Mr. Nakhla and colleagues found that frail patients had a twofold increase in the risk of postoperative complications, a threefold increase in the risk for non-home dismissal, and a threefold increased risk of death (P <. 001 for all).
The team also found, however, that mortality improved from 2005 through 2017, despite an increase in frail patients over that time period.
In addition, higher surgical volumes were associated with decreased mortality among frail patients undergoing ovarian cancer surgery.
Navigating treatment
“Frailty syndrome is a medical syndrome. It’s not a disability,” said Jamie N. Bakkum-Gamez, MD, of the Mayo Clinic in Rochester, Minn., the invited discussant. “No patient or human wants to be frail, but at some point, we may all be at risk for frailty syndrome, and as we navigate much-needed novel ways to treat this medical syndrome, it’s imperative that we listen to the voice of the customer and that our communication and technology doesn’t add unanticipated stress.”
Dr. Bakkum-Gamez emphasized the importance of shared decision-making, screening for frailty syndrome, referral to higher volume surgical centers when practical, and surgical alternatives such as neoadjuvant chemotherapy with or without interval debulking surgery and palliative care.

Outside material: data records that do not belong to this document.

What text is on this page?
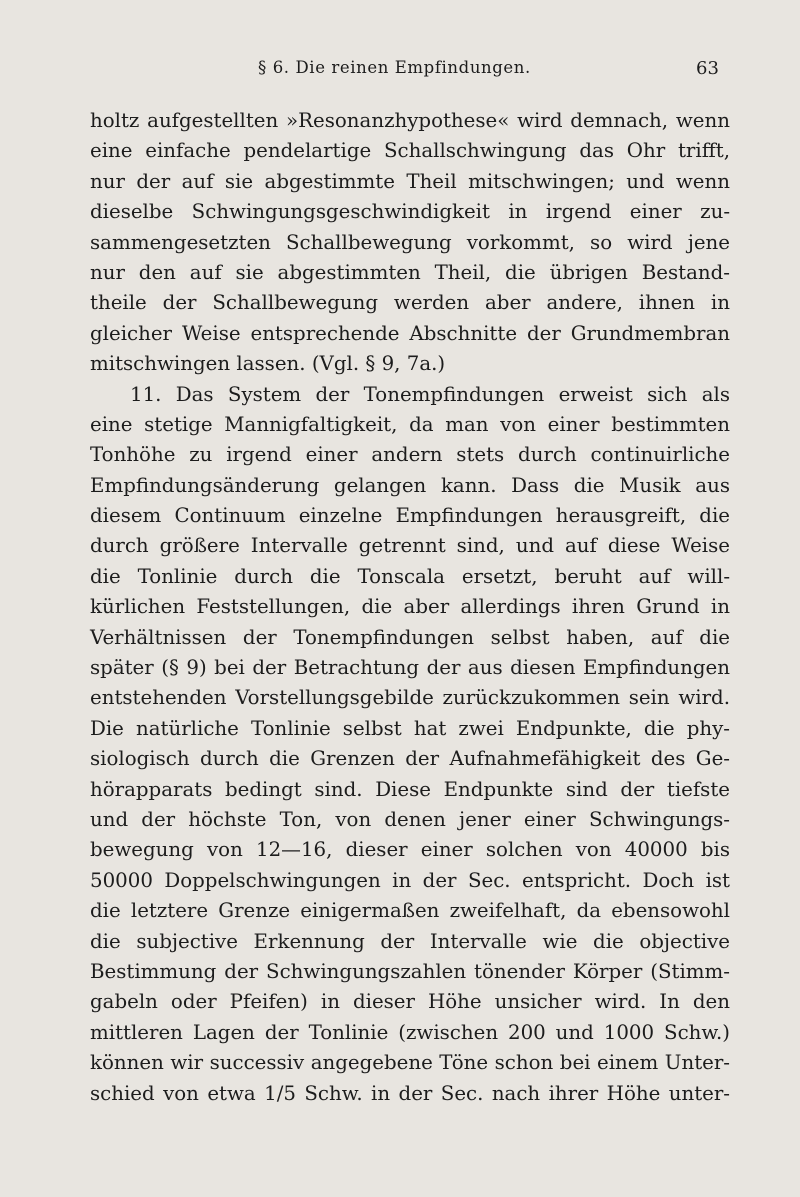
§ 6. Die reinen Empfindungen.	63
holtz aufgestellten »Resonanzhypothese« wird demnach, wenn
eine einfache pendelartige Schallschwingung das Ohr trifft,
nur der auf sie abgestimmte Theil mitschwingen; und wenn
dieselbe Schwingungsgeschwindigkeit in irgend einer zu-
sammengesetzten Schallbewegung vorkommt, so wird jene
nur den auf sie abgestimmten Theil, die übrigen Bestand-
theile der Schallbewegung werden aber andere, ihnen in
gleicher Weise entsprechende Abschnitte der Grundmembran
mitschwingen lassen. (Vgl. § 9, 7a.)
11. Das System der Tonempfindungen erweist sich als
eine stetige Mannigfaltigkeit, da man von einer bestimmten
Tonhöhe zu irgend einer andern stets durch continuirliche
Empfindungsänderung gelangen kann. Dass die Musik aus
diesem Continuum einzelne Empfindungen herausgreift, die
durch größere Intervalle getrennt sind, und auf diese Weise
die Tonlinie durch die Tonscala ersetzt, beruht auf will-
kürlichen Feststellungen, die aber allerdings ihren Grund in
Verhältnissen der Tonempfindungen selbst haben, auf die
später (§ 9) bei der Betrachtung der aus diesen Empfindungen
entstehenden Vorstellungsgebilde zurückzukommen sein wird.
Die natürliche Tonlinie selbst hat zwei Endpunkte, die phy-
siologisch durch die Grenzen der Aufnahmefähigkeit des Ge-
hörapparats bedingt sind. Diese Endpunkte sind der tiefste
und der höchste Ton, von denen jener einer Schwingungs-
bewegung von 12—16, dieser einer solchen von 40000 bis
50000 Doppelschwingungen in der Sec. entspricht. Doch ist
die letztere Grenze einigermaßen zweifelhaft, da ebensowohl
die subjective Erkennung der Intervalle wie die objective
Bestimmung der Schwingungszahlen tönender Körper (Stimm-
gabeln oder Pfeifen) in dieser Höhe unsicher wird. In den
mittleren Lagen der Tonlinie (zwischen 200 und 1000 Schw.)
können wir successiv angegebene Töne schon bei einem Unter-
schied von etwa 1/5 Schw. in der Sec. nach ihrer Höhe unter-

Interventions for ameliorating frailty may include exercise, high-protein calorie supplementation, reduction of polypharmacy, and vitamin D supplementation.
“Sometimes, shared decision-making means deciding not to operate,” Dr. Bakkum-Gamez said. “This is sometimes amongst the hardest decisions for a surgeon. We know when we make the wrong decision in operating if our patient experiences a major, life-shortening complication, but it’s less clear to know if we make the wrong decision to not operate.”
The study by Dr. Handley and colleagues was funded by the Gulf Coast Consortia, MD Anderson, National Institutes of Health, American Cancer Society, and GOG Foundation. Mr. Nakhla and colleagues did not disclose a funding source. Dr. Handley, Mr. Nakhla, and Dr. Bakkum-Gamez all reported no relevant conflicts of interest.